J'erre dans une interminable forêt de sapins.
Un carrefour, enfin, où six routes se
croisent. Laquelle conduit à Pontarlier ?
Accroché d'une main au poteau indicateur, je
frotte des allumettes jusqu'à
épuisement de la boîte. Impossible de
lire quoi que ce soit. La glace recouvre tout. Dans
la nuit, je devine, faiblement
éclairées par la lune, les branches
des sapins courbées sous le poids de la
neige. Essayons cette route. Je marche,
tourmenté par le sommeil, mais ma barbe et
ma moustache qui ne forment qu'un glaçon
m'avertissent que, si je me laisse aller, ce sera
la mort.
Vers deux heures du
matin, à la lisière de la
forêt, une ferme, enfin. J'appelle. Une
lumière s'allume, une fenêtre
s'entrebâille.
- Que voulez-vous
?
- Un malheureux qui
s'est perdu et depuis des heures tourne dans la
forêt...
On
descend.
Me voilà sous
un toit hospitalier, devant un poêle
où le bois jeté sur les braises
pétille. Pain, fromage, vin chaud
sucré. Et la nuit se termine pour moi dans
une écurie tiède où des vaches
ruminent. Le jour venu, renseigné, je
m'éloigne en bénissant de leur
accueil fraternel les habitants de cette ferme
isolée sur le haut plateau du
Jura.
À Pontarlier,
poste restante, lettres de M. de Graffenried et de
mon père adoptif qui me donne tous les
renseignements souhaités et l'adresse d'une
personne chez qui, ici même, je dois aller de
sa part. Entre deux vins, je sonne à la
porte indiquée. On me reçoit
cordialement, on m'invite à dîner,
mais au moment de pénétrer dans la
salle à manger, je remarque qu'une carafe
d'eau est la seule boisson visible sur la table, et
je m'éclipse, prétextant
maladroitement un autre rendez-vous. Le rendez-vous
se transforme en un restaurant que je quitte en
zigzaguant.
Le lendemain,
l'hôte avec lequel je me suis si
grossièrement conduit vient à la gare
constater si je suis prêt à partir. Il
me trouve en train de boire des petits verres au
buffet.
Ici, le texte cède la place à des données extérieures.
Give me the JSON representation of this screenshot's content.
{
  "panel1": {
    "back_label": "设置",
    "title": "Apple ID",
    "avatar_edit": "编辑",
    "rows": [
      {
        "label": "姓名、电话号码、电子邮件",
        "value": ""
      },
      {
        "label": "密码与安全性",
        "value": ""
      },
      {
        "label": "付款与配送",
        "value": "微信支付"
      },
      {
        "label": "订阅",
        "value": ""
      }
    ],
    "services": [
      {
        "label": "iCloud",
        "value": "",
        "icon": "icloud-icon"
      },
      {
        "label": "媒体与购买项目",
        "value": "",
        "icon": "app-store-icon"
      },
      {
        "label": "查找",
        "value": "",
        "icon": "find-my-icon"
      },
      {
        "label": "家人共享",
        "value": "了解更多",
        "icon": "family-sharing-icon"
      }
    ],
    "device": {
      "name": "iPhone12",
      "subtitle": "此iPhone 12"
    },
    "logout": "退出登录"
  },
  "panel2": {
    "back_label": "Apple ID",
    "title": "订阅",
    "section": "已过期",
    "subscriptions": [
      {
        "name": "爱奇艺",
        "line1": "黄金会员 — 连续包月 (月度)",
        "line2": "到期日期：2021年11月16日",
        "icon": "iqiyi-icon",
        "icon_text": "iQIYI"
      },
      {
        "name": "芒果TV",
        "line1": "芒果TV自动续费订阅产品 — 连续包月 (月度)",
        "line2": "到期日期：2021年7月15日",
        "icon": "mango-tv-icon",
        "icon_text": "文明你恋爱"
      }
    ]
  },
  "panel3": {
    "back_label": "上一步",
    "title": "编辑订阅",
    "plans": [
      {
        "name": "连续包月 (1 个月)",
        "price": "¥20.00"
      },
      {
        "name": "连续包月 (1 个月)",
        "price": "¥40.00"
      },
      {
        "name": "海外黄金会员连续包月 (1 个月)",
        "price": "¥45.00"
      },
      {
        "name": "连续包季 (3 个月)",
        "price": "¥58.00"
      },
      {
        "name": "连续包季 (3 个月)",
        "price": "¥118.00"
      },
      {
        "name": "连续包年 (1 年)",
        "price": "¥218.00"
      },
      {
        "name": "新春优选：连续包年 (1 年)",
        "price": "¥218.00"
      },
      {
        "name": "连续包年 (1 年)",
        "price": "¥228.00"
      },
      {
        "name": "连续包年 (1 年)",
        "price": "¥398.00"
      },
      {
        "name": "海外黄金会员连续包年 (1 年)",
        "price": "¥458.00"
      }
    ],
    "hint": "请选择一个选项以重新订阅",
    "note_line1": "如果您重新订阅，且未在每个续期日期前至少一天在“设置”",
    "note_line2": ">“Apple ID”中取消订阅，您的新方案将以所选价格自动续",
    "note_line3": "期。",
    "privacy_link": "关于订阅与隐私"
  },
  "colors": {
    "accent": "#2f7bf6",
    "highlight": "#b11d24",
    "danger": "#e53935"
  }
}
Vives remontrances que je prends de
très haut.
- Ce que je bois,
ça vous regarde ?
- Un
beau-frère de votre protecteur vous attend
en gare de Neuchâtel. Il sera content
d'accueillir un homme ivre !
- La belle affaire
!
Comme je me remets
tranquillement à boire, mon interlocuteur
perd patience.
- Je suis au courant
de votre histoire et je vois que j'avais raison
d'écrire un jour à votre père
adoptif : « Je ne comprends pas que vous
persistiez à vous occuper de cet homme. Il
est perdu. » Savez-vous ce qu'il m'a
répondu : « C'est un malheureux, je le
suivrai partout, je ne l'abandonnerai jamais.
» Et vous avez trompé sa
confiance.
- Puisque je vais
à Pontareuse, je ne trompe personne.
Qu'est-ce qu'il vous faut de plus ?
Et je bois encore une
gorgée de liqueur.
Vacillant, je monte
dans le train. La frontière, la Suisse
maintenant, dont, aux Verrières, je foule le
sol pour la première fois. Installé
au buffet, je suis curieux de voir quel vin on boit
par ici. Bon, ma foi. Je m'en applique une telle
dose que mon ivresse est totale. Quand je tente de
remonter dans le train, un employé
intervient. Je l'injurie. Un gendarme
m'emmène au poste.
Où allez-vous
?
- À
Pontareuse.
- Pour vous, je
pense, pas pour un autre ?
- Pour
moi.
- À voyager
dans cet état, vous risquez votre vie.
Entrez là pour vous décuiter.
Là, c'est une chambre de sûreté
dont je frappe la porte à coups de pied
jusqu'au moment où le gendarme
apparaît.
- Qu'est-ce qu'elle
vous a fait, cette porte ? Laissez-la tranquille.
J'ai téléphoné à
Pontareuse. Le directeur doit recevoir un
Français, vous, bien sûr. Il me
demande de vous mettre dans le train.
L'employé vous fera descendre à
Bôle où le directeur sera avec sa
voiture.
- Mais on m'attend
à Neuchâtel.
- Tant pis. À
Neuchâtel ils ont l'habitude
d'attendre.
Sur le quai de la
gare de Bôle un monsieur de haute taille,
portant barbe grise, s'approche.
- Vous vous rendez
à Pontareuse ?
-
Parfaitement.
- Je suis le
directeur. Veuillez monter dans ma voiture.
- Tout à
l'heure. Avant, je veux boire. J'ai soif. Plus rien
pris depuis Pontarlier.
- Vous boirez
à la maison. On vous offrira du bon
thé.
- Votre thé,
il doit être excellent. Mais le vin du buffet
est encore meilleur.
Pour m'empêcher
de gagner ce buffet, il n'y a rien à faire,
et c'est une bouteille entière qui je
m'offre, que je savoure, que je déguste...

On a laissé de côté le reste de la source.